Hundreds of striking workers picketed Mount Sinai in Harlem and Montefiore campuses in The Bronx beginning 9 January demanding sustainable nurse-parroting ratios.

New York State Nurses Association, a union representing more than 40,000 nurses in the city, warned that unsafe staffing levels were endangering patients and burning out healthcare workers in the midst of the ongoing public health crisis from Covid-19 and a wave of flu and respiratory illnesses.

“Through our unity and by putting it all on the line, we won enforceable safe staffing ratios at both Montefiore and Mount Sinai where nurses went on strike for patient care,” NYSNA President Nancy Hagans said in a statement to The Independent.

“Today, we can return to work with our heads held high, knowing that our victory means safer care for our patients and more sustainable jobs for our profession.”

According to the New York State Nurses Association, Mount Sinai nurses won an agreement for “wall-to-wall safe staffing ratios for all inpatient units” with “firm enforcement” to ensure compliance with staffing levels.

The agreement will take effect immediately, marking what the union called a “historic breakthrough”with a hospital system “that refused to consider ratios that nurses have been demanding for decades”.

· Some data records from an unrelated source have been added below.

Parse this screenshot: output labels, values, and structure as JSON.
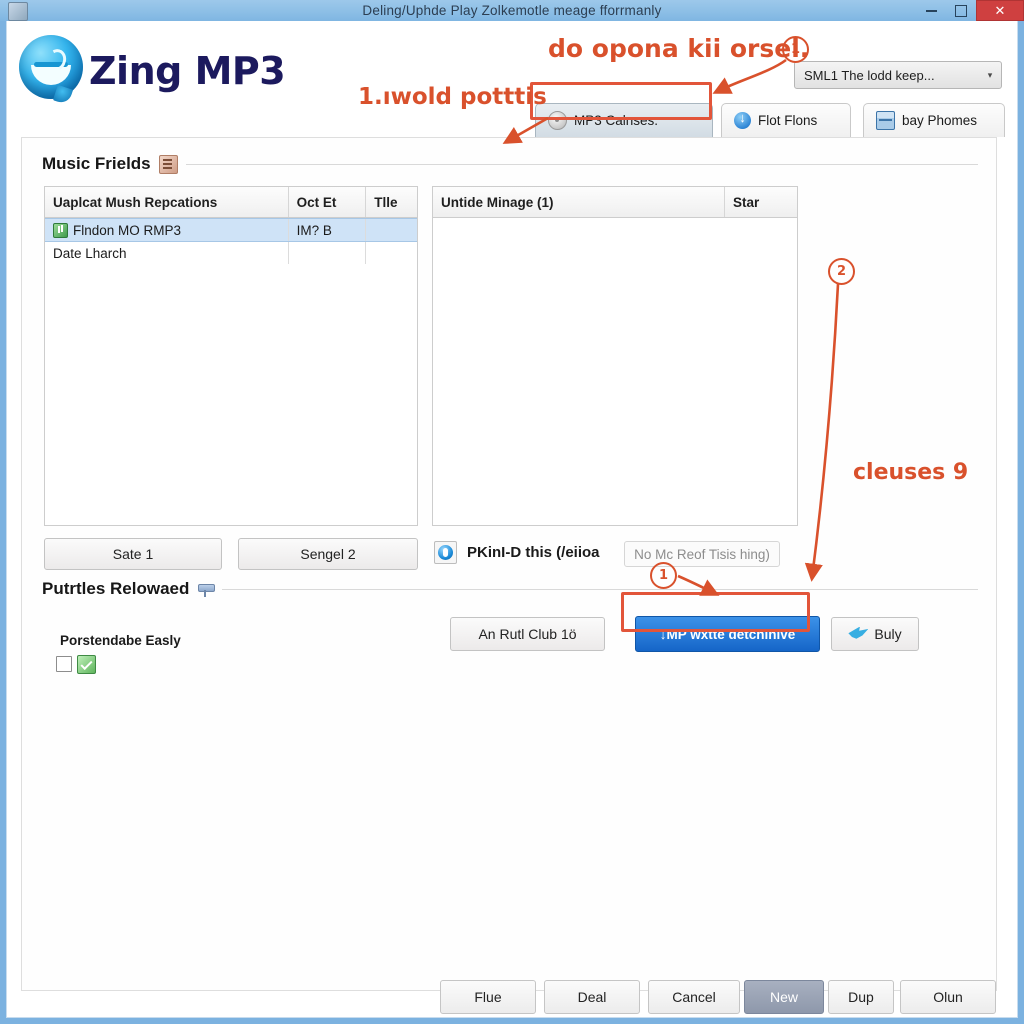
{
  "window": {
    "title": "Deling/Uphde Play Zolkemotle meage fforrmanly",
    "app_icon": "app-icon",
    "minimize_label": "–",
    "maximize_label": "□",
    "close_label": "✕"
  },
  "brand": {
    "name": "Zing MP3",
    "logo": "zing-mp3-smiley-logo"
  },
  "top_combo": {
    "value": "SML1 The lodd keep...",
    "caret": "▾"
  },
  "tabs": [
    {
      "label": "MP3 Calnses.",
      "icon": "disc-icon",
      "active": true
    },
    {
      "label": "Flot Flons",
      "icon": "download-circle-icon",
      "active": false
    },
    {
      "label": "bay Phomes",
      "icon": "calendar-box-icon",
      "active": false
    }
  ],
  "groups": {
    "music_fields": {
      "title": "Music Frields",
      "icon": "note-icon"
    },
    "profiles": {
      "title": "Putrtles Relowaed",
      "icon": "pin-icon"
    }
  },
  "left_list": {
    "columns": [
      "Uaplcat Mush Repcations",
      "Oct Et",
      "Tlle"
    ],
    "rows": [
      {
        "name": "Flndon MO RMP3",
        "type": "IM? B",
        "extra": "",
        "selected": true,
        "icon": "mp3-file-icon"
      },
      {
        "name": "Date Lharch",
        "type": "",
        "extra": "",
        "selected": false,
        "icon": ""
      }
    ]
  },
  "right_list": {
    "columns": [
      "Untide Minage (1)",
      "Star"
    ],
    "rows": []
  },
  "left_buttons": [
    {
      "label": "Sate 1"
    },
    {
      "label": "Sengel 2"
    }
  ],
  "radio_row": {
    "icon": "blue-info-icon",
    "label": "PKinI-D this (/eiioa",
    "hint": "No Mc Reof Tisis hing)"
  },
  "profiles_section": {
    "caption": "Porstendabe Easly",
    "checkbox_checked": false,
    "green_icon": "green-check-icon"
  },
  "action_buttons": [
    {
      "label": "An Rutl Club 1ö",
      "style": "normal",
      "name": "an-rutl-club-button"
    },
    {
      "label": "↓MP wxtte detcninive",
      "style": "primary",
      "name": "mp-write-button"
    },
    {
      "label": "Buly",
      "style": "twitter",
      "name": "buly-button",
      "icon": "twitter-bird-icon"
    }
  ],
  "footer_buttons": [
    {
      "label": "Flue",
      "selected": false
    },
    {
      "label": "Deal",
      "selected": false
    },
    {
      "label": "Cancel",
      "selected": false
    },
    {
      "label": "New",
      "selected": true
    },
    {
      "label": "Dup",
      "selected": false
    },
    {
      "label": "Olun",
      "selected": false
    }
  ],
  "annotations": {
    "note_top": "do opona kii orsel.",
    "note_left": "1.ıwold potttis",
    "note_right": "cleuses 9",
    "marker_1a": "1",
    "marker_1b": "1",
    "marker_2": "2"
  },
  "colors": {
    "title_bar": "#8dbfe6",
    "close_button": "#cf4040",
    "annotation": "#d9512c",
    "highlight_box": "#e2553a",
    "primary_button": "#1565c8",
    "selection_row": "#cfe3f7",
    "brand_text": "#1c1a5e"
  }
}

An agreement with Montefiore nurses will ensure new safe staffing ratios in the Emergency Department, “with new staffing language and financial penalties for failing to comply with safe staffing levels in all units,” according to the union.

“Our bargaining team has been working around the clock with NYSNA’s leadership to come to an agreement,” Montefiore said in a statement. “From the outset, we came to the table committed to bargaining in good faith and addressing the issues that were priorities for our nursing staff.”

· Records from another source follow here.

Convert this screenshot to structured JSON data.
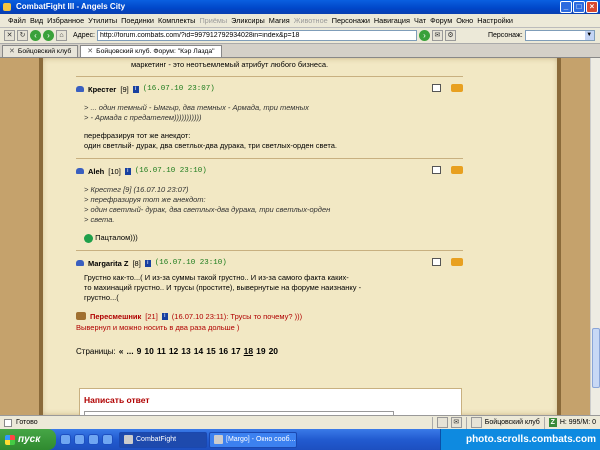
{
  "window": {
    "title": "CombatFight III - Angels City"
  },
  "menu": [
    {
      "label": "Файл",
      "disabled": false
    },
    {
      "label": "Вид",
      "disabled": false
    },
    {
      "label": "Избранное",
      "disabled": false
    },
    {
      "label": "Утилиты",
      "disabled": false
    },
    {
      "label": "Поединки",
      "disabled": false
    },
    {
      "label": "Комплекты",
      "disabled": false
    },
    {
      "label": "Приёмы",
      "disabled": true
    },
    {
      "label": "Эликсиры",
      "disabled": false
    },
    {
      "label": "Магия",
      "disabled": false
    },
    {
      "label": "Животное",
      "disabled": true
    },
    {
      "label": "Персонажи",
      "disabled": false
    },
    {
      "label": "Навигация",
      "disabled": false
    },
    {
      "label": "Чат",
      "disabled": false
    },
    {
      "label": "Форум",
      "disabled": false
    },
    {
      "label": "Окно",
      "disabled": false
    },
    {
      "label": "Настройки",
      "disabled": false
    }
  ],
  "address": {
    "label": "Адрес:",
    "url": "http://forum.combats.com/?id=997912792934028in=index&p=18",
    "person_label": "Персонаж:"
  },
  "tabs": [
    {
      "label": "Бойцовский клуб",
      "active": false
    },
    {
      "label": "Бойцовский клуб. Форум: \"Кэр Лазда\"",
      "active": true
    }
  ],
  "posts": {
    "top_text": "маркетинг - это неотъемлемый атрибут любого бизнеса.",
    "p1": {
      "user": "Крестег",
      "level": "[9]",
      "date": "(16.07.10 23:07)",
      "quote1": "> ... один темный - Ымгыр, два темных - Армада, три темных",
      "quote2": "> - Армада с предателем)))))))))))",
      "text1": "перефразируя тот же анекдот:",
      "text2": "один светлый- дурак, два светлых-два дурака, три светлых-орден света."
    },
    "p2": {
      "user": "Aleh",
      "level": "[10]",
      "date": "(16.07.10 23:10)",
      "quote1": "> Крестег [9] (16.07.10 23:07)",
      "quote2": "> перефразируя тот же анекдот:",
      "quote3": "> один светлый- дурак, два светлых-два дурака, три светлых-орден",
      "quote4": "> света.",
      "text1": "Пацталом)))"
    },
    "p3": {
      "user": "Margarita Z",
      "level": "[8]",
      "date": "(16.07.10 23:10)",
      "line1": "Грустно как-то...( И из-за суммы такой грустно.. И из-за самого факта каких-",
      "line2": "то махинаций грустно.. И трусы (простите), вывернутые на форуме наизнанку -",
      "line3": "грустно...("
    },
    "paladin": {
      "user": "Пересмешник",
      "level": "[21]",
      "note": "(16.07.10 23:11): Трусы то почему? )))",
      "text": "Вывернул и можно носить в два раза дольше )"
    }
  },
  "pagination": {
    "label": "Страницы:",
    "prev": "«",
    "ellipsis": "...",
    "pages": [
      "9",
      "10",
      "11",
      "12",
      "13",
      "14",
      "15",
      "16",
      "17",
      "18",
      "19",
      "20"
    ],
    "current": "18"
  },
  "reply": {
    "title": "Написать ответ"
  },
  "status": {
    "text": "Готово",
    "club": "Бойцовский клуб",
    "counter": "Н: 995/М: 0"
  },
  "taskbar": {
    "start": "пуск",
    "items": [
      {
        "label": "CombatFight",
        "active": true
      },
      {
        "label": "[Margo] - Окно сооб...",
        "active": false
      }
    ],
    "tray_text": "photo.scrolls.combats.com"
  }
}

The hospital said it focused on ensuring the nurses had “the best possible working environment, with significant wage and benefit enhancements” through the deal with the union.

“We know this strike impacted everyone — not just our nurses — and we were committed to coming to a resolution as soon as possible to minimize disruption to patient care,” the hospital said.

A post on Mount Sinai’s website said the hospital was pleased to have reached a tentative agreement with the union. The Associated Press sent an email to a hospital representative seeking comment.

Several other private hospitals around the city reached deals with the union as the strike deadline loomed. The agreements included raises totaling 19 per cent over three years.

Mount Sinai and Montefiore said before the strike that they had offered the same pay boosts.